At least the yucking Fankees are unlikely to repeat.

>> Thursday, November 05, 2009

Spencer "It's a good thing I'm a damn fine reporter or people might hate me for writing stuff like this" Ackerman:

Thank you merciless, remorseless, unforgiving, unblinking wealth. Thank you Evil. Thank you New York Fucking City.
To which I think there are two appropriate responses. The first, as epitomized by Joe Posnanski, is to lament the fact that the Yankees play with cheat mode enabled and still can't win all the time:
Baseball happens to be a sport where dominance can be obscured. It doesn’t look like dominance. What I mean is this: Baseball, for many reasons, is built in such a way that the best teams win less often than in other sports. A 13-win NFL team wins 81% of the time. A national championship contending football team might lose once or twice—or not at all. A 60-win NBA team wins 75% of the time, and a big time college basketball team will win closer to 90%. A 100-win baseball team wins 62% of the time . . .

And in that way the expanded playoffs have been genius for baseball—not only because they are milking television for every dime but because the short series have been baseball’s one Yankee-proofing defense against the ludicrous unfairness of the New York Yankees.
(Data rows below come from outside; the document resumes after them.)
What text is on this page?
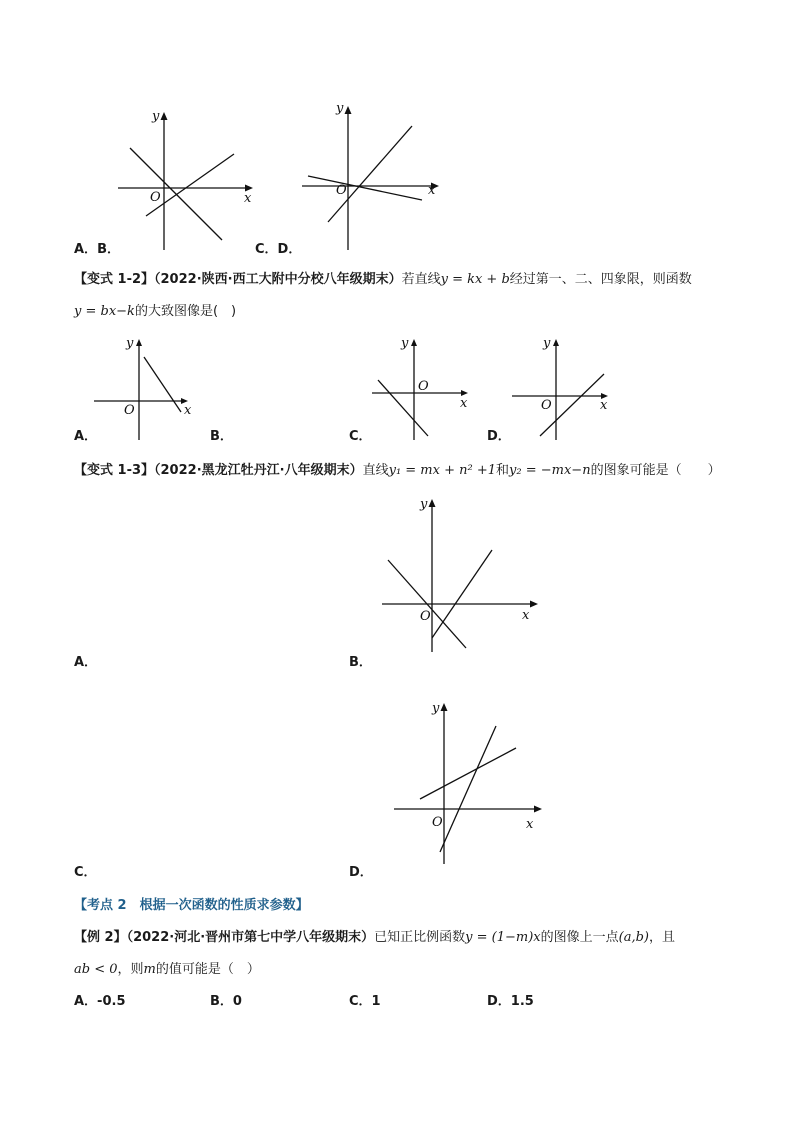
y
O	x
y
O	x
A．B．	C．D．
【变式 1-2】（2022·陕西·西工大附中分校八年级期末）若直线y = kx + b经过第一、二、四象限，则函数
y = bx−k的大致图像是(　)
y
O	x
y
O
x
y
O	x
A．	B．	C．	D．
【变式 1-3】（2022·黑龙江牡丹江·八年级期末）直线y₁ = mx + n² +1和y₂ = −mx−n的图象可能是（　　）
y
O	x
A．	B．
y
O	x
C．	D．
【考点 2　根据一次函数的性质求参数】
【例 2】（2022·河北·晋州市第七中学八年级期末）已知正比例函数y = (1−m)x的图像上一点(a,b)，且
ab < 0，则m的值可能是（　）
A．-0.5	B．0	C．1	D．1.5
Hey, if the game is rigged, rig the game. The Yankees spend a lot more money than any other team. As a direct result, they had the best record in the American League in 2002, 2003, 2004, 2006 and 2009. They made the playoffs every single year but one this decade (and going back to 1995). They are the best team with the best players every year—that sort of big money virtually guarantees it.

So, you create a system where the best team doesn’t always win.
The other, as embodied by my friend Andrew Seal, is to claim this victory a cosmic mistake unlikely to be repeated:
For awhile there (ca. Oct. 20, 2004 - Nov. 1, 2009), I honestly thought that the New York Yankees might never win another World Series in my lifetime. It was irrational and fairly dumb, but something during that time about how the internal logic of baseball seemed to be working allowed me to believe that the Yankees simply could not win a World Series under contemporary conditions . . .

[T]he Yankees assumed a position of not just villainy but almost blasphemy, of satanism: this was an organization that, no matter whether it ever adopted sabermetrics and other related studies, did so still under the banner of the image, of fluidity (capital and labor moving in and out lubriciously), of what they looked like in the camera's eye or underneath the headline. Victories on the field were to be produced by victories in the press—boffo free agent signings, prima donna players, inter-family power struggles—in short, by dominating the attention of the media. It is of absolutely no relevance if the Yankees only differ in degree from the Red Sox or other big spenders in terms of how they ran their club; they always seem to wish to differ in kind, as if being a baseball team in a baseball league isn't all they are, as if what happens in the media has a reality beyond what happens on the field.

This strategy isn't supposed to win. Not now, not knowing what we know about how much of what defines and produces success isn't what the headlines cover. Baseball is a game about solid, unassuming middle relief, and the Yankees are Joba fucking Chamberlain. How can that possibly work out?

There are terabytes worth of reasons for hating the New York Yankees—historical, personal, ethical, spiritual, aesthetic, maybe sexual—but now there's one more: the metaphysical. Winning the World Series is a gash in the fabric of both justice and reality. This simply shouldn't have happened.